As two concert grand pianos were being maneuvered onto stage, Ron Della Chiesa returned with Yelena Dudochkin, paying tribute to Tatyana and presenting her with a lucite memento of 25 years of the Composers Anniversary Series. Then the evening concluded as three more pianists,Victor Cayres, Lilit Karapetian-Shougarian, and Konstantinos Papadakis; along with percussionist Gary Fieldman, joined Tatyana for the ever-popular “Saber Dance” from Gayane, by Aram Khachaturian. Coordinating eight hands on two pianos is not the easiest thing to do (I speak from experience), but this piece simplifies matters by having a fierce energy that never relents. The performers’ percussive depiction of clashing sabers was thrilling; one hopes they don’t come away with carpal tunnel syndrome.
On the page, and in execution, this was quite a lengthy program, but it didn’t feel that way to me: a testament to the well-calculated selection of crowd-pleasers and the high caliber of the performances. Here’s to the next quarter-century of Dudochkin’s wonderful series!
And here is another coincidence; the Chaminade concertino for flute will be played again this week with brilliant 19 year old Hayley Miller, student of Linda Toote at BU, with the Boston Philharmonic Youth Orchestra.
We will also be playing Schoenberg’s Five Pieces for Orchestra (the first performance ever, we believe, by a youth orchestra anywhere) and Ravel’s Daphnis and Chloe 2nd suite.
In addition, 7 other concerto movements by the amazing winners of the BPYO concerto competition. Bach, Berg Hummel,Gliere, Tchaikovsky Prokofiev – It’s a feast for the ears. Since the orchestra consists of youngsters 11 to 21 it’s an ideal program for young listeners. There is nothing more inspiring for a young person than to see others of their age performing at this level
Sanders Theater at 3 p.m. on Sunday. Plenty of time to get back for the Super Bowl!
Comment by Ben Zander — January 30, 2015 at 9:51 am
I attended this concert and thought the Youth Symphony did a wonderful job with the Gershwin and their other pieces, and had to keep reminding myself that they are still young teenagers! They are most deserving of praise and plaudits from everyone. I feel I must take issue with the comment about “straitlaced rhythm” in connection with the Gershwin; I went back to my score to make certain about this (I have studied this piece), and nowhere does the composer ask for anything but straight forward tempos, so if the Youth Symphony was “expressive and accurate” AND with correct tempos and rhythms? Sounds like a win, win and win to me, and it was. Bravo Youth Symphony!

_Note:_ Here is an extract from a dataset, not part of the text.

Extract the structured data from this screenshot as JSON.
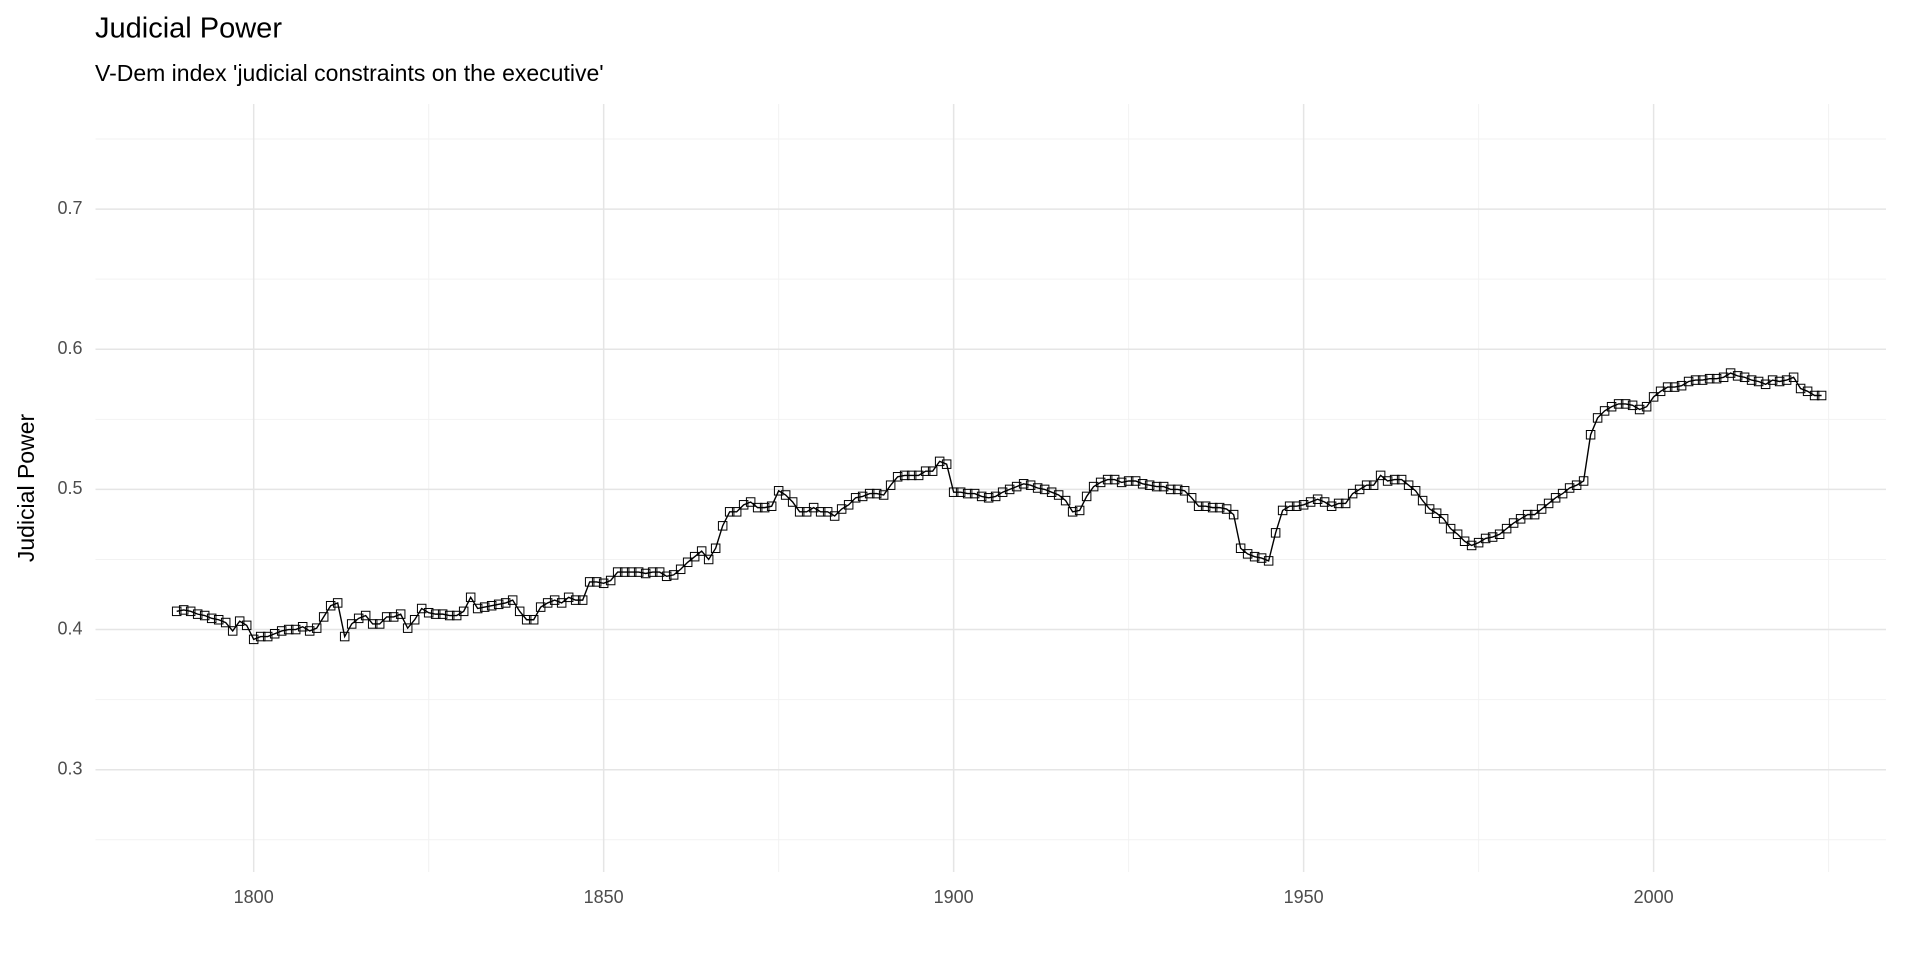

And bravo to their conductor for giving his students the opportunity to experience and perform this great music.
Comment by Sandra Shepard — January 30, 2015 at 3:43 pm
I hope the reviewer didn’t literally mean “back-up vocals” in reference to the choral singing in Massenet’s “Meditation”. Massenet wrote those chorus parts, and asked that the singers be placed within the orchestra as another “instrument” in the accompaniment. Obviously it was not possible to put the chorus on stage with the orchestra for this performance, but the choral singing is a legitimate and accurate part of the “Meditation”.